Lo studio della longevità interessa gli studiosi da molti anni: il primo modello proposto per spiegare l’andamento della mortalità nel corso della vita umana risale infatti al 1825, il modello di Gompertz. Questo modello, che mostrava un aumento esponenziale del rischio di morte con l’avanzare dell’età, si basava però su pochi dati, sia perché al tempo vi erano poche persone che raggiungevano età avanzate, sia perché era difficile raccogliere dati affidabili. Nel corso degli anni gli studiosi, infatti, notarono degli spostamenti dei dati dalla curva di Gompertz, che indicavano una stabilizzazione del rischio di morte, ma questi rallentamenti venivano attribuiti a delle distorsioni nelle analisi. “Il problema non stava solo nella mancanza di dati, ma anche nel fatto che, chi sopravvive oltre una certa età ha caratteristiche genetiche e strutturali, come ad esempio essere cresciuto in un ambiente più salubre, che ne permettono una sopravvivenza maggiore, e questo è un elemento confondente”, spiega Barbi.
Il fatto che dai dati emergesse un rallentamento del rischio di mortein età avanzate era però in accordo con quanto osservato in altre specie, come il moscerino della frutta o i lieviti, lasciando quindi aperto il dibattito su quale fosse la forma della curva di mortalità negli umani.
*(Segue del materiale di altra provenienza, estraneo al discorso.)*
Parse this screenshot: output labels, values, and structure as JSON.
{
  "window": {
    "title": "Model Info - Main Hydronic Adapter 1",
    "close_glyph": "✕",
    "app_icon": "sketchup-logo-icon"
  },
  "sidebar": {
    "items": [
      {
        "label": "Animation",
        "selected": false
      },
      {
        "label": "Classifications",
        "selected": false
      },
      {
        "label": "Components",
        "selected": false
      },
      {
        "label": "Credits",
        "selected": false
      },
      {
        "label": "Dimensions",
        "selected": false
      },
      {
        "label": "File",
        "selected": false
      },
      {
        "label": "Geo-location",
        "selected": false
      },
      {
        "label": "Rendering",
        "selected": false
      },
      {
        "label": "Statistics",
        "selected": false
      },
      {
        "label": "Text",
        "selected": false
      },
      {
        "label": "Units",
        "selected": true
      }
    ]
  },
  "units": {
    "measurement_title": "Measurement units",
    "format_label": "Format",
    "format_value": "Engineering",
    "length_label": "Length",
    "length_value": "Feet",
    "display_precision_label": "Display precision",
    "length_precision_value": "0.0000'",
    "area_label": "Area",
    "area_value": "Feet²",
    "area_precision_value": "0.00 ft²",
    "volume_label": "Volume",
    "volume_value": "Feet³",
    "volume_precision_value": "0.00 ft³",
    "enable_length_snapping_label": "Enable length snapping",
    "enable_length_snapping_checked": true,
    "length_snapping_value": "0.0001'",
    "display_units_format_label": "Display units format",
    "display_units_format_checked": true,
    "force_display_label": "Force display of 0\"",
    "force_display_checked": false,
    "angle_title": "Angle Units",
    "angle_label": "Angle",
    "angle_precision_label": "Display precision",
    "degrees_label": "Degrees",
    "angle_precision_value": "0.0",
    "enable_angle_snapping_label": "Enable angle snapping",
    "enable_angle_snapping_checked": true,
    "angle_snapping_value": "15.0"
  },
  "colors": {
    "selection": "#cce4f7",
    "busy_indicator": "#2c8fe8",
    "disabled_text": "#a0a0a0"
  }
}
È così emersa la necessità di formare un gruppo di ricerca internazionale che si occupasse di collezionare, analizzare, e controllare meticolosamente i dati sulle persone che raggiungono i 110 anni di età (i supercentenari) in 15 paesi, fra cui l’Italia. È nato quindi il database internazionale sulla longevità (IDL) del Max Planck Institute per la ricerca demografica, aggiornato nel 2010, che è il risultato di un lavoro di raccolta durato dieci anni.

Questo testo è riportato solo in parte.